There’s nothing wrong with the people I lived with this past fall. In fact, I couldn’t have lived with a more agreeable bunch than those five–they were quiet, kept to themselves, didn’t intrude in my affairs.

No, it’s not how these people interact with me that matters. It’s what these people bring to the table–something I don’t have. A companion. Everytime I come back home, I see lovers cuddling on the floor, arguing about the mundane, cooking and eating and talking. Six people in a house becomes four, because two pairs seem conjoined at the hip. If I had my own girlfriend, I probably wouldn’t mind this situation as much, but being single, it becomes unbearable. My room becomes my sanctuary.

And in my fever and sicknesses of the past fall, I realized that these situations made me very anxious. Very angry. Very tired. Very lonely.

It made me realize how far I have to go in my life. It’s not a comfortable place to be, constantly being reminded of what you don’t have, of what you long to have. Being with people when you’re young is so important, because the older you get, the fewer chances you will get to meet others. And couples don’t provide that ideal situation to meet others.

And that’s not because it’s new to me, but because I’ve experienced it before. For eighteen years. The love seems more innocent and interested here, but it fills me with a distinct sadness, that I couldn’t have gotten that sort of love and understanding from my parents, rather than the unconscious sniping and whining I dealt with through adolescence. I never gained that sort of understanding that would have pushed me toward meeting other people, instead placing myself in situations that isolated me further.

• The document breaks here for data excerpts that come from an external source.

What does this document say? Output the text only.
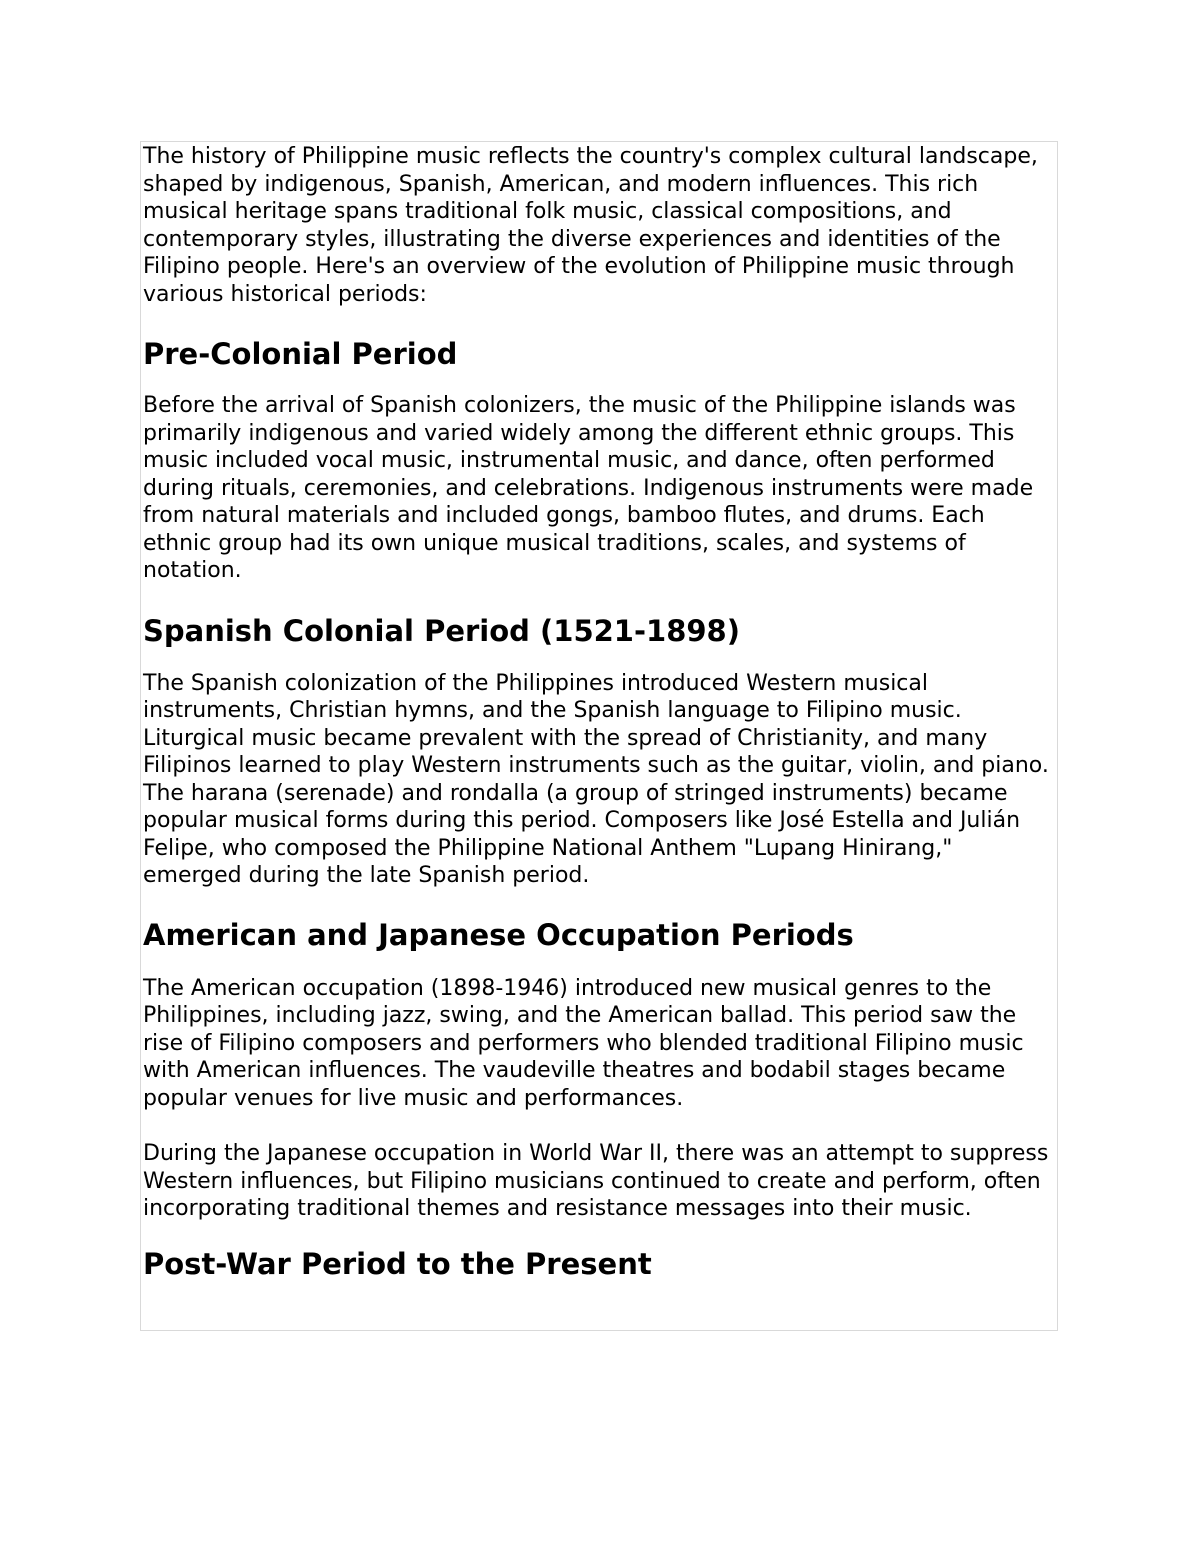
The history of Philippine music reflects the country's complex cultural landscape, shaped by indigenous, Spanish, American, and modern influences. This rich musical heritage spans traditional folk music, classical compositions, and contemporary styles, illustrating the diverse experiences and identities of the Filipino people. Here's an overview of the evolution of Philippine music through various historical periods:

Pre-Colonial Period

Before the arrival of Spanish colonizers, the music of the Philippine islands was primarily indigenous and varied widely among the different ethnic groups. This music included vocal music, instrumental music, and dance, often performed during rituals, ceremonies, and celebrations. Indigenous instruments were made from natural materials and included gongs, bamboo flutes, and drums. Each ethnic group had its own unique musical traditions, scales, and systems of notation.

Spanish Colonial Period (1521-1898)

The Spanish colonization of the Philippines introduced Western musical instruments, Christian hymns, and the Spanish language to Filipino music. Liturgical music became prevalent with the spread of Christianity, and many Filipinos learned to play Western instruments such as the guitar, violin, and piano. The harana (serenade) and rondalla (a group of stringed instruments) became popular musical forms during this period. Composers like José Estella and Julián Felipe, who composed the Philippine National Anthem "Lupang Hinirang," emerged during the late Spanish period.

American and Japanese Occupation Periods

The American occupation (1898-1946) introduced new musical genres to the Philippines, including jazz, swing, and the American ballad. This period saw the rise of Filipino composers and performers who blended traditional Filipino music with American influences. The vaudeville theatres and bodabil stages became popular venues for live music and performances.

During the Japanese occupation in World War II, there was an attempt to suppress Western influences, but Filipino musicians continued to create and perform, often incorporating traditional themes and resistance messages into their music.

Post-War Period to the Present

Living with couples has definitely been part of the latter. That’s why I had to change things up.

Unless you are a social recluse who despises contact with other human beings, here’s my advice: The only couple you should ever want to live with should be your own.

What living situations have you learned to avoid?

(NOTE: I wrote this a few weeks ago, but I decided to wait until I found a new place to have it posted out. Just to avoid any misjudged ill-will.)